Saturday, December 21, 2013

Dino Bores: WALKING WITH DINOSAURS


The instantly, blessedly forgettable Walking with Dinosaurs is an 87 minute film based loosely on the concept of the 1999 BBC documentary series that featured CGI dinosaurs in nature photography of our present-day world standing in for their prehistoric one. It was a nature documentary that tried to imagine the past, and was popular enough to spawn an “Arena Spectacular” full of animatronic creatures that toured the world. The new film has more in common with Disney’s Dinosaur, a 2000 feature that did the same trick – real footage with animated dinosaurs – but added a narrative, avoided narration, and let the dinosaurs talk to each other. Neither one of those projects were in any way perfect, but this new Walking with Dinosaurs is the worst of both smashed together in one nearly unbearable experience. It features nonstop babbling of grating docu-style narration, annoying modern colloquialisms, heaps of lame attempts at humor, and a story that features nothing worth thinking about or getting invested in.

After a brief live action frame story about a paleontologist (Karl Urban) taking his niece and nephew with him looking for fossils, a time traveling bird (John Leguizamo) guides us through the story of a baby Pachyrhinosaurus named Patchi (Justin Long) who bumbles around the wilderness with his herd. One day, they all migrate south. After much literal plodding and a few moments of predator and prey jostling, Patchi gets separated from the herd, along with his bully older brother (Skyler Stone) and a girl Pachyrhinosaurus (Tiya Sircar) who is along to be in a love triangle that’s more like being traded between them as if property. After much more plodding around, their not so incredible journey leads them back. Then, just when I thought that was the end of the story, it cruelly continues for another twenty minutes or so. It’s not just that the plotting is simple and painfully predictable. It’s done without an ounce of imagination in sight, a clash of intentions, perhaps.

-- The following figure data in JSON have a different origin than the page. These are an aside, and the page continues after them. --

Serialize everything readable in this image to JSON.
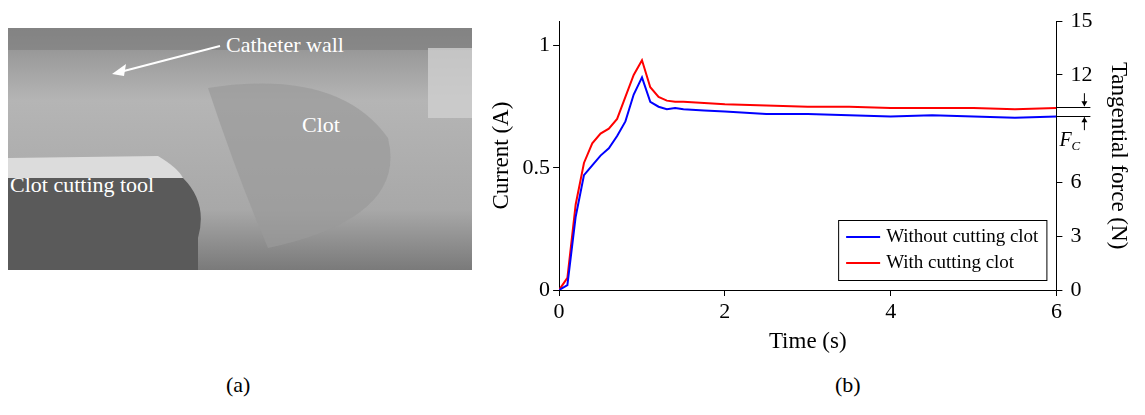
{
  "panel_a": {
    "label": "(a)",
    "annotations": [
      "Catheter wall",
      "Clot",
      "Clot cutting tool"
    ]
  },
  "chart_data": {
    "type": "line",
    "panel_label": "(b)",
    "x_label": "Time (s)",
    "y_label": "Current (A)",
    "y2_label": "Tangential force (N)",
    "x": [
      0,
      0.1,
      0.2,
      0.3,
      0.4,
      0.5,
      0.6,
      0.7,
      0.8,
      0.9,
      1.0,
      1.1,
      1.2,
      1.3,
      1.4,
      1.5,
      1.75,
      2,
      2.5,
      3,
      3.5,
      4,
      4.5,
      5,
      5.5,
      6
    ],
    "series": [
      {
        "name": "Without cutting clot",
        "color": "#0000ff",
        "values": [
          0,
          0.02,
          0.3,
          0.47,
          0.51,
          0.55,
          0.58,
          0.63,
          0.69,
          0.8,
          0.87,
          0.77,
          0.75,
          0.74,
          0.745,
          0.74,
          0.735,
          0.73,
          0.72,
          0.72,
          0.715,
          0.71,
          0.715,
          0.71,
          0.705,
          0.71
        ]
      },
      {
        "name": "With cutting clot",
        "color": "#ff0000",
        "values": [
          0,
          0.05,
          0.35,
          0.52,
          0.6,
          0.64,
          0.66,
          0.7,
          0.79,
          0.88,
          0.94,
          0.83,
          0.79,
          0.775,
          0.77,
          0.77,
          0.765,
          0.76,
          0.755,
          0.75,
          0.75,
          0.745,
          0.745,
          0.745,
          0.74,
          0.745
        ]
      }
    ],
    "xlim": [
      0,
      6
    ],
    "xticks": [
      0,
      2,
      4,
      6
    ],
    "ylim": [
      0,
      1.1
    ],
    "yticks": [
      0,
      0.5,
      1
    ],
    "y2lim": [
      0,
      15
    ],
    "y2ticks": [
      0,
      3,
      6,
      12,
      15
    ],
    "grid": false,
    "legend": "lower right",
    "annotation": {
      "text": "F",
      "subscript": "C",
      "axis": "y2",
      "values": [
        10.2,
        9.7
      ]
    }
  }
}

It’s obvious the movie is trying to serve two competing ideas of what it should be. It tries to be both something like an educational opportunity and a generic children’s movie and fails on both counts. It’s two kinds of terrible mixed together such that I could never get comfortable with what kind of mediocrity I was watching. Whenever we meet a new creature, the frame freezes, the name of the dinosaur pops up on the screen, and a child’s voice reads it to us, along with some accompanying facts. As if the story didn’t feel endless already. Then there’s the dinosaurs, who are something approaching photoreal in their animation. They stomp around, grunting and growling at each other through unexpressive snouts and beady little eyes. No big attempt is made to make these creatures into anything like actors in the movie. They just root around being big, blank animals. When they talk, their mouths don’t move. We hear the voices booming on the soundtrack but they’re just standing around blinking at each other.

Most of the dinosaurs remain silent, but for our three leads and the bird. I suppose that’s a blessing, but it makes for a confusingly silent soundscape. Combine that with the inscrutability of the scaly mugs, and it feels like someone dubbed in the voices at the last minute. Not that it would play any better without them, but it would’ve lessened my desire to be given a mute button. The storytelling proceeds in a terrible clash of insufferable narrators. Leguizamo’s bird is always distracting with off-hand self-aware comments like, upon looking at a nice forest, “Don’t get too attached. It’s going to be an oil field.” Long’s dino is a whiny simpleton with an obvious character arc, but he chimes in from time to time as well, talking back to Leguizamo’s narration.

Many moments revolve around the dumb little dino getting pooped on or talking about poop. Other moments involve him falling over or something and when he first meets the girl of his species of his dreams, Barry White enters the soundtrack. All that’s the comedy, I guess. Still other times, dinosaurs are stalked by bigger, scarier dinosaurs, sometimes escaping, many times not. The predators tear into their limp prey viciously. The movie features both poop jokes and teeth gnashing at greater than required levels. At one point, the awful humor and bloody circle of life collide, when Leguizamo says one kind of dinosaur has no natural predators right before it’s eaten before our eyes. “I think I jinxed him,” he says.

The co-directors are Barry Cook, who also co-directed Mulan, and Neil Nightingale, who has produced nature documentaries for the BBC and PBS. The screenplay, such as it is, was written by John Collee, who wrote Master and Commander: The Far Side of the World and Happy Feet. I don’t know what went wrong here, but they all clearly should know better. Walking with Dinosaurs is interminably irritating, trying desperately to be all things to all people – educators, small children, and dinosaur fans alike. And in the end, it’s much closer to nothing for nobody. The biggest joke of all is when we return to the frame story to find Urban’s aloof tween nephew has been so inspired by the story we just heard that he has a newfound love of paleontology. He stares off into the middle distance, smiling with wonder. Sheesh, if this dumb story is all it took, wait’ll he hears a good story.